Well I consider myself a passable General but I have really struggled to beat High elves with my OK army but I'm now on a 2 game winning streak that has nothing to do with tactical ability and just complete lucky dice rolls ,But a wins a win and against the stupid ASF pointy ears I'll take what I can get.
In my first win my hunter shot his sun dragon and manages a double set of wounds thanks to the harpoon the Dragon decided to charge the hunter who stands and shoots taking another 2 wounds off the dragon and the unit of 10 trappers shoot as well wounding the lord twice leaving them both on 1 wound.
Normally the dragon and lord would then take revenge and rampage through my whole army as the dice gods evened things out but the dragon fluffed its attacks and the lord didn't do much better which meant the hunter got to strike back finishing the dragon off and letting the elf lord run screaming like a girl towards the nearest table edge.
Added to this game turning moment was the amount of 10's and 8's I rolled for my belchers the look on his face when his swordmasters were reduced too 1 elf in a turn of shooting was great and when I did the same with my next unit of leadbelchers it was even better.
I don't think I misfired at all in that game and my butchers even got spells off without a hitch.
The second game was even better as I actually won a few key combats but the moment of the game was my unit of 24 gnoblars in 2 ranks standing and shooting and clearing a unit of Dragon princes then doing the same to some silverhelms.
No doubt normal service will be resumed soon but for the moment I'm basking in the glory of my often battered OK.


----------



## JokerGod (Jan 21, 2009)

That is dam lucky. you might want to start sacrificing more hamsters now to keep the dice god in your favor!


----------



## Dafistofmork (Jan 9, 2009)

personaly i use guinea pigs-but it dosent seem to be working much.


----------



## Gharof von Carstein (May 19, 2008)

have you tried lotr models? i have heard of people getting good results with that.


----------



## squeek (Jun 8, 2008)

neilbatte said:


> I don't think I misfired at all in that game...
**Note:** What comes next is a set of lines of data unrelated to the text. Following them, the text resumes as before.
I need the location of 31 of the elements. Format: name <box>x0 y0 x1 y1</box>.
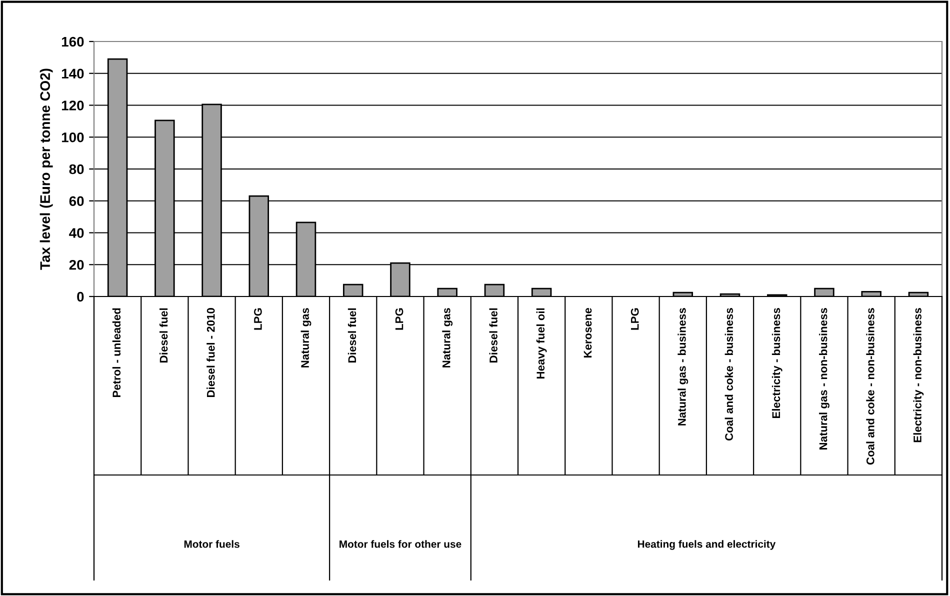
x-tick-label: Heavy fuel oil <box>536 308 547 378</box>
x-tick-label: Diesel fuel <box>489 308 498 362</box>
x-tick-label: Petrol - unleaded <box>112 308 121 397</box>
y-tick-label: 140 <box>62 68 84 79</box>
x-tick-label: Coal and coke - business <box>724 308 733 441</box>
x-tick-label: Coal and coke - non-business <box>866 308 874 465</box>
x-tick-label: Natural gas - business <box>678 308 688 426</box>
x-tick-label: Electricity - non-business <box>913 308 924 442</box>
x-tick-label: Diesel fuel <box>348 308 356 362</box>
text: Motor fuels for other use <box>340 540 462 548</box>
x-tick-label: Natural gas <box>300 308 312 368</box>
x-tick-label: LPG <box>395 308 404 330</box>
x-tick-label: LPG <box>254 308 262 330</box>
x-tick-label: LPG <box>630 308 639 330</box>
y-tick-label: 20 <box>69 260 84 270</box>
x-tick-label: Diesel fuel - 2010 <box>206 308 215 398</box>
y-tick-label: 0 <box>77 292 84 302</box>
y-tick-label: 160 <box>62 36 84 47</box>
y-axis-title: Tax level (Euro per tonne CO2) <box>40 68 53 270</box>
y-tick-label: 60 <box>69 196 84 206</box>
y-tick-label: 120 <box>62 100 84 110</box>
y-tick-label: 40 <box>69 228 84 238</box>
x-tick-label: Electricity - business <box>772 308 782 418</box>
text: Heating fuels and electricity <box>638 540 776 550</box>
y-tick-label: 80 <box>69 164 84 174</box>
x-tick-label: Natural gas <box>442 308 453 368</box>
text: Motor fuels <box>184 540 240 548</box>
x-tick-label: Diesel fuel <box>159 308 168 362</box>
x-tick-label: Natural gas - non-business <box>819 308 830 450</box>
x-tick-label: Kerosene <box>584 308 592 358</box>
y-tick-label: 100 <box>62 132 84 142</box>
:shok: That statement alone considering I know you like Leadbelchers is enough to say, yes, yes you are lucky indeed my friend! Congrats on the wins, long may your Ogres batter the pesky pointy-earred ones!


----------



## JokerGod (Jan 21, 2009)

Gharof von Carstein said:


> have you tried lotr models? i have heard of people getting good results with that.


I wouldn't want to insult the Dice gods with that crap.


----------



## Gharof von Carstein (May 19, 2008)

40k space marines all the way than!


----------



## neilbatte (Jan 2, 2008)

I'll have to get a ritual altar on the end of my gameing board and the ritual tenon saw for decapitations.
Squeek I only used 12 leadbelchers for those games normally its as many as I can fit in, that said all 12 fired at least twice some 3 times plus one unit stood and shot so I reckon 30 shots on the artillery dice and apart from 1- 2 the lowest was a 6. Makes up for the 3 misfires in 1 turn against O&G the other week.
I'll have to get some marines painted in ultra colours for full sacrificial effect.


----------



## Dafistofmork (Jan 9, 2009)

nah, just think i will get life time insurance with my little brother.


----------